La Commission épiscopale Justice et Paix de la Conférence épiscopale nationale du Congo (CENCO) a organisé , ce mercredi 16 septembre 2026, au Centre interdiocésain de Kinshasa, un panel scientifique consacré aux enjeux du dialogue national et inclusif initié par le chef de l’État, Félix Tshisekedi.
Tenue dans la salle Saint-Sylvestre, cette rencontre a réuni trois personnalités issues de sensibilités politiques différentes : le ministre de la Communication et des Médias, Patrick Muyaya, l’opposant Martin Fayulu et l’ancienne ministre Marie-Ange Mushobekwa. L’objectif était de favoriser une réflexion contradictoire sur les perspectives, les conditions et les garanties nécessaires à un dialogue national inclusif.

Les échanges ont mis en évidence des approches différentes quant au processus engagé par le chef de l’État.
Patrick Muyaya a défendu la poursuite de la démarche, estimant qu’il serait prématuré de s’y opposer à ce stade. Le ministre a notamment soutenu que le processus pouvait évoluer au fil des consultations et des discussions et que les différentes composantes de la société congolaise avaient vocation à y prendre part.

Martin Fayulu a, pour sa part, exprimé des réserves sur la configuration actuelle du processus.
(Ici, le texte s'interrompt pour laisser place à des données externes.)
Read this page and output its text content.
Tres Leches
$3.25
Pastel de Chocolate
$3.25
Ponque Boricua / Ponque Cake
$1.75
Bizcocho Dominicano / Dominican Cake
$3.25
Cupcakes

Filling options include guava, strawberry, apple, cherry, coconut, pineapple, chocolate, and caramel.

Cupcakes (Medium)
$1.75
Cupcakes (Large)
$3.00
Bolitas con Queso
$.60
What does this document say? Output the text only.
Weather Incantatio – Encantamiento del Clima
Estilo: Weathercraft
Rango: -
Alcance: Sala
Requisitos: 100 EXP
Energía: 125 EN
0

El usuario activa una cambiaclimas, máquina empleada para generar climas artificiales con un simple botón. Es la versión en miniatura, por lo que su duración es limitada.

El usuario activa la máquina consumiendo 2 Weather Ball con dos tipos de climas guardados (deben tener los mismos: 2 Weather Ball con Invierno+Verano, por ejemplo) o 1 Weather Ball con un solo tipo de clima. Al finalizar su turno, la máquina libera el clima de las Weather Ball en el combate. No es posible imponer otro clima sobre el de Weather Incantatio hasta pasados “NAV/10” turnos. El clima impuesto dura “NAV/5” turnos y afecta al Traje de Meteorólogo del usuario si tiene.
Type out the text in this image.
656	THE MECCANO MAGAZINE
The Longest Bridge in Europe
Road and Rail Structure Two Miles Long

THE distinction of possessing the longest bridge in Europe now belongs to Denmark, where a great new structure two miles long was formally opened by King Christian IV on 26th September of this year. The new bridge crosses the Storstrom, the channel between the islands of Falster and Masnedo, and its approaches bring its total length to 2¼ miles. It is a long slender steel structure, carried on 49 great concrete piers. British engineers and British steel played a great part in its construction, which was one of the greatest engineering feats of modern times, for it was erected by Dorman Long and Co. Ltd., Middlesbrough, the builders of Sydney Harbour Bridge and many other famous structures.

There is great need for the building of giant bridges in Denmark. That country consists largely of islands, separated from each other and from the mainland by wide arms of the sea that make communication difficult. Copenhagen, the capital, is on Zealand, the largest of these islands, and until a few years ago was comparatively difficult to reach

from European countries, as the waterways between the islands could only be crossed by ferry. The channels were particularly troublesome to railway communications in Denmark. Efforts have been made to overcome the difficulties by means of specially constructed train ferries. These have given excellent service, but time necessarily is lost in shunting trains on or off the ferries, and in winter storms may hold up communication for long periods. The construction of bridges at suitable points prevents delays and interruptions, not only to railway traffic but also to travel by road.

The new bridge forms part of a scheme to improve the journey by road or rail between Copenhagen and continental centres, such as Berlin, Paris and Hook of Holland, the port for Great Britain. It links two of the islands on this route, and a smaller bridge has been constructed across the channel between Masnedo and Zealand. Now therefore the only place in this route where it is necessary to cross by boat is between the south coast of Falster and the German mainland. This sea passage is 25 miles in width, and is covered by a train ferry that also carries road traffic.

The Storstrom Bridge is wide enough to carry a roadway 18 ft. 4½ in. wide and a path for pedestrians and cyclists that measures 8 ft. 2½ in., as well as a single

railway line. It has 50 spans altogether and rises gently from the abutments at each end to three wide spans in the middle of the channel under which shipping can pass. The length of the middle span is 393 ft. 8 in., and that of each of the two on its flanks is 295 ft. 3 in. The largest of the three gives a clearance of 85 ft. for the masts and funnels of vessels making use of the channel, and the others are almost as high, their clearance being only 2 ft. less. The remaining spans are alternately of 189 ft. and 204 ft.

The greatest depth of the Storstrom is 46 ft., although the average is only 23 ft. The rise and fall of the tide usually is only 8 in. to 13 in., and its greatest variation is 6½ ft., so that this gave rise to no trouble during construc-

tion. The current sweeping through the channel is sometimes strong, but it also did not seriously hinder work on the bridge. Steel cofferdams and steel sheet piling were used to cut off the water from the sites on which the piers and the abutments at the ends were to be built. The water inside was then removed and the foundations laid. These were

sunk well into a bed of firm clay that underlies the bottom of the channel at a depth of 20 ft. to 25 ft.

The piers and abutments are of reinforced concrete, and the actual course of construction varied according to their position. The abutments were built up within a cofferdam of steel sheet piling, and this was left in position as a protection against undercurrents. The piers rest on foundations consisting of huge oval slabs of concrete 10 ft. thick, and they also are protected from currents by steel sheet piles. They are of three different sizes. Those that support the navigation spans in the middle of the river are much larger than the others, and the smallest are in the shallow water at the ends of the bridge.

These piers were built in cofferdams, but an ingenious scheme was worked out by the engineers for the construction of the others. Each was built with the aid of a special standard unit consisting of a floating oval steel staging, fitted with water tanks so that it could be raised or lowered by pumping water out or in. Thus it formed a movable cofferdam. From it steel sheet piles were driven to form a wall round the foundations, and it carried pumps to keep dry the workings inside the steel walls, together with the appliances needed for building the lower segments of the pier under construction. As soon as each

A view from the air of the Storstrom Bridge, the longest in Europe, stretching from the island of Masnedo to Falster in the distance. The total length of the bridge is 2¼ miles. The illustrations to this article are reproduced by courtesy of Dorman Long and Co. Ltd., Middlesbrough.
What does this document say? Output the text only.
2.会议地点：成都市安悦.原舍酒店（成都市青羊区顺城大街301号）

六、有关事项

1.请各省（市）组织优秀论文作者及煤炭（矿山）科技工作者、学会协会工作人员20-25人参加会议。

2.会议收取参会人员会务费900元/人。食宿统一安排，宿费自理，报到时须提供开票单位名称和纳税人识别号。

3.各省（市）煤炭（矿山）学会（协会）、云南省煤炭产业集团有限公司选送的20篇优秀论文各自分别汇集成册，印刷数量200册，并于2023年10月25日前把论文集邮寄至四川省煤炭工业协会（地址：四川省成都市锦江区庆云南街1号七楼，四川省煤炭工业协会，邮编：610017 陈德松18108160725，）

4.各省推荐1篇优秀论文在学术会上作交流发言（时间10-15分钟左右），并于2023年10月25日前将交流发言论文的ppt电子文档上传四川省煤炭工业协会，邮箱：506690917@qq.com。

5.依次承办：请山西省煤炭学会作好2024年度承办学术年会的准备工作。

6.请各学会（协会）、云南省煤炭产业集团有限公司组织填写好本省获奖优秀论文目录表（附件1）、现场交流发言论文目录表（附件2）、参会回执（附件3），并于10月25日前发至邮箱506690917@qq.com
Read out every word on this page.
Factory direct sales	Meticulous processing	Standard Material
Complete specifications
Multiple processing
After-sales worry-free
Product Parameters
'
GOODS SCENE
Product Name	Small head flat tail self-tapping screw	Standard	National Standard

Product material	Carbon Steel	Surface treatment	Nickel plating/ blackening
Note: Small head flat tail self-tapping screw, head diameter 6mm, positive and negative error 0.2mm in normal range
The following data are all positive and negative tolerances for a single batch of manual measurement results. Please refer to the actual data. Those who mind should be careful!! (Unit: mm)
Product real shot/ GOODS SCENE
L’acteur politique de l’opposition plaide pour un dialogue élargi et estime que les garanties d’inclusivité doivent être renforcées. Il souhaite notamment que les acteurs engagés dans les pourparlers de Doha puissent également être associés aux discussions.

Marie-Ange Mushobekwa a, de son côté, insisté sur la nécessité d’un véritable dialogue national autour d’une même table. Elle a notamment évoqué la décrispation politique et le rôle que pourraient jouer la CENCO et l’Église du Christ au Congo (ECC) dans l’accompagnement du processus.
Pour la Commission Justice et Paix, cette rencontre constitue avant tout un cadre de réflexion et d’échanges. Le panel n’est pas présenté comme une étape officielle du dialogue national, mais comme un espace permettant de confronter les différentes lectures du processus et de réfléchir aux conditions de sa mise en œuvre.
Cette initiative intervient alors que le débat sur le dialogue national prend une nouvelle dimension en RDC. Le président Félix Tshisekedi a annoncé un processus consacré notamment à la paix, à la cohésion nationale et à la refondation de l’État. Une ordonnance présidentielle a par ailleurs été signée le 13 septembre 2026, pour instituer un comité chargé de préparer les conditions matérielles et logistiques de la phase préparatoire du dialogue.
La présence, autour d’une même table, d’un membre du gouvernement et de figures de l’opposition illustre ainsi les divergences qui entourent encore le format, les participants et les garanties du futur dialogue.
À travers ce panel, la CENCO entend maintenir ouvert l’espace de discussion entre les différentes sensibilités nationales. La question demeure désormais celle des mécanismes susceptibles de permettre une participation suffisamment large et de renforcer la confiance entre les parties prenantes.